The man moved fast, springing forward to grab her wrist and sending his chair spinning over behind him; but she was too quick and his hand closed on air. Half-crouching, she circled away from him, her arms curving out in front like a crab, with the knife in one hand balanced by the other, palm down.
“All right,” the man said, standing up straight and raising his hands in the air in a mock gesture of surrender. “Cats can give you a nasty scratch, I’ll grant you that.”
He rolled his sleeves down, closed the knot of his tie and shrugged on his jacket, followed by his overcoat.
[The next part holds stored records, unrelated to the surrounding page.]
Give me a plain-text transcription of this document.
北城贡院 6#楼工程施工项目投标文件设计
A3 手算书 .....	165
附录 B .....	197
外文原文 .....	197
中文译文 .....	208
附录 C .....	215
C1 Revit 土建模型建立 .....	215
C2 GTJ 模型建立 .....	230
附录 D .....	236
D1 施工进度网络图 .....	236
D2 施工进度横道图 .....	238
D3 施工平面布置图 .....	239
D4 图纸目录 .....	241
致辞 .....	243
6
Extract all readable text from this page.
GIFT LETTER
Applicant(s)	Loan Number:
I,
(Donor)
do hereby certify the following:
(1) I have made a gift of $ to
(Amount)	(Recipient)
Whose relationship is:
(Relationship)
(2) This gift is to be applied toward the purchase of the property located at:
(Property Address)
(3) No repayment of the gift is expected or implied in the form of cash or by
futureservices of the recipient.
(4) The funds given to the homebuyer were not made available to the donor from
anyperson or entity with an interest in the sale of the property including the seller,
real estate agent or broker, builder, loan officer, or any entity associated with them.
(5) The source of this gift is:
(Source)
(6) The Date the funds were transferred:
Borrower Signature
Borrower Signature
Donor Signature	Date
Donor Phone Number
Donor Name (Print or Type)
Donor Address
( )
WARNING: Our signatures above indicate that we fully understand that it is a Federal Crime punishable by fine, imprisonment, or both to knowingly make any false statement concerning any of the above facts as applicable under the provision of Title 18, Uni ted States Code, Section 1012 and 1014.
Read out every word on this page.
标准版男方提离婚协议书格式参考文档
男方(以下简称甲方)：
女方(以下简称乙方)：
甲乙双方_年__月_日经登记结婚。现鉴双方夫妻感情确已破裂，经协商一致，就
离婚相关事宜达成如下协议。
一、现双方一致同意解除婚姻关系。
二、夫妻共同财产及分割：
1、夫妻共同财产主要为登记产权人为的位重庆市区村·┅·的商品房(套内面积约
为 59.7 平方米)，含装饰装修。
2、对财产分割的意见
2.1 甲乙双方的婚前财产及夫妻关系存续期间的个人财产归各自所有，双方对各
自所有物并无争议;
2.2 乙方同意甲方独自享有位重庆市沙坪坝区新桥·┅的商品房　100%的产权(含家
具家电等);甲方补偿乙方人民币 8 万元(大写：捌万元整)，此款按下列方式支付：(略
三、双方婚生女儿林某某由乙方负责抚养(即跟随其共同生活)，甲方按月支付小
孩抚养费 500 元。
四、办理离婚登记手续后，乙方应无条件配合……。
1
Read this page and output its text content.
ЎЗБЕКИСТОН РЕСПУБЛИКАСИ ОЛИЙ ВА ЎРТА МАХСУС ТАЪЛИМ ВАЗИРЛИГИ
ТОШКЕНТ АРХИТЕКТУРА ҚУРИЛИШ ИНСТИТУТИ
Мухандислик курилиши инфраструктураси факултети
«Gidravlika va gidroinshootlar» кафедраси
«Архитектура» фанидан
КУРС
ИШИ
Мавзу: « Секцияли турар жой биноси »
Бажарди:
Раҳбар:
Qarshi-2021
As the man came for the door, Lenny edged to one side. “And you,” the man said, blocking Lenny’s movement with a stiff arm to the wall, “be at the club tomorrow night.” The steely eyes bored into him, unblinking. “Nine o’clock, laddie, not a minute later. We’ll continue our discussion then.”
“I’ll be there,” Lenny said.
The man took his arm away, moved out onto the landing and then turned.
“You’ve over-played your hand today, Ms McVay. There will have to be a reckoning, I’m afraid.”
He nodded and was gone. Without moving, they listened to his measured tread dying away down the stairs and then to the sudden rise and fall of the street noise outside.
Lenny let out an extended groan of relief. “Oh, Ellie, you’re a life saver…literally!” Grinning, he spread his arms wide and swayed towards her.
“You better get some towels,” she said, pointing the knife directly at him.